I didn’t fall in love with Indian food until I moved to the UK twenty-five years ago. Before then, I’d perhaps tried a few Indian food recipes but nothing memorable. As a kid growing up in California I was hooked on Mexican food. I still am.
The thing is, so much of what I like about Indian food was introduced into India by the Europeans. European explorers discovered so many delicious fruits and vegetables during their visits to the New World. Pineapples, chilies, tomatoes, cabbages, pomegranates and avocados were all introduced into Indian cookery quite recently yet they all play a big role in what so many of us love about Indian food.
Why am I explaining all this while detailing my avacado dip recipe?
Well I was recently re-introduced to a great UK based company called The Cool Chili Company. If I told you the amount of times I’ve brought fresh corn tortillas back from my visits home to California, you’d think I seriously had a screw loose! I am corn tortilla mad.
I won’t have to do that again as The Cool Chili Company make their own and they make them to order so the tortillas you purchase are really fresh.
I ordered a few hundred corn tortillas the other day and decided to make some crab tostadas. I’ve been making my recipe for years. In order to serve them to perfection, I had to make a Mexican guacamole and tomato salsa.
This recipe is for an Indian Avacado dip which is very similar to Mexican guacamole. I like the use of low fat yogurt.
You are in for a real treat here!
Once you make the avocado dip, you could serve it with kebabs, naans, pappadams or whatever you fancy. It is great served corn tortillas by the way.
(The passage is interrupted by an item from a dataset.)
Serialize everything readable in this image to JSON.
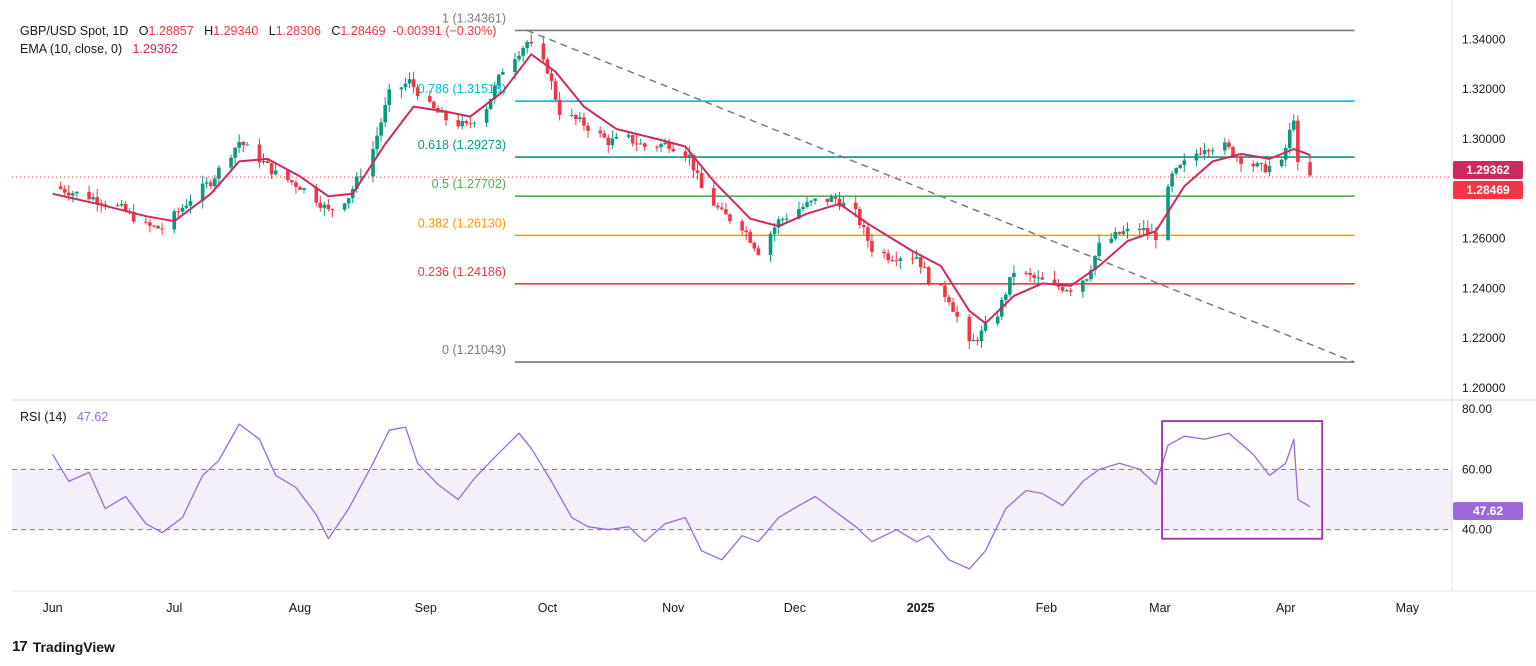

Be sure to give my crab tostada recipe a try. It may not be Indian food but you could make the same recipe with Indian chapattis instead of the corn tortillas for an equally delicious meal. This avocado raita goes so well with it.
If you enjoy this recipe try my other chutneys and raitas for Indian food:
- 2 ripe (soft) avocados
- 1 onion finely chopped
- 2 medium sized tomatoes finely chopped
- 2 - 3 green chilies finely chopped
- 1 teaspoon cumin powder
- 1 small bunch finely chopped fresh coriander
- Juice of lime
- 2 cloves garlic - smashed
- 1 cup fresh, unsweetened yogurt - whisked till smooth
- Salt to taste
- Place all of the ingredients into a pestle and mortar or food processor.
- Blend together until smooth or chunky. I prefer mine a bit chunky though Indian avocado raita is usually quite smooth.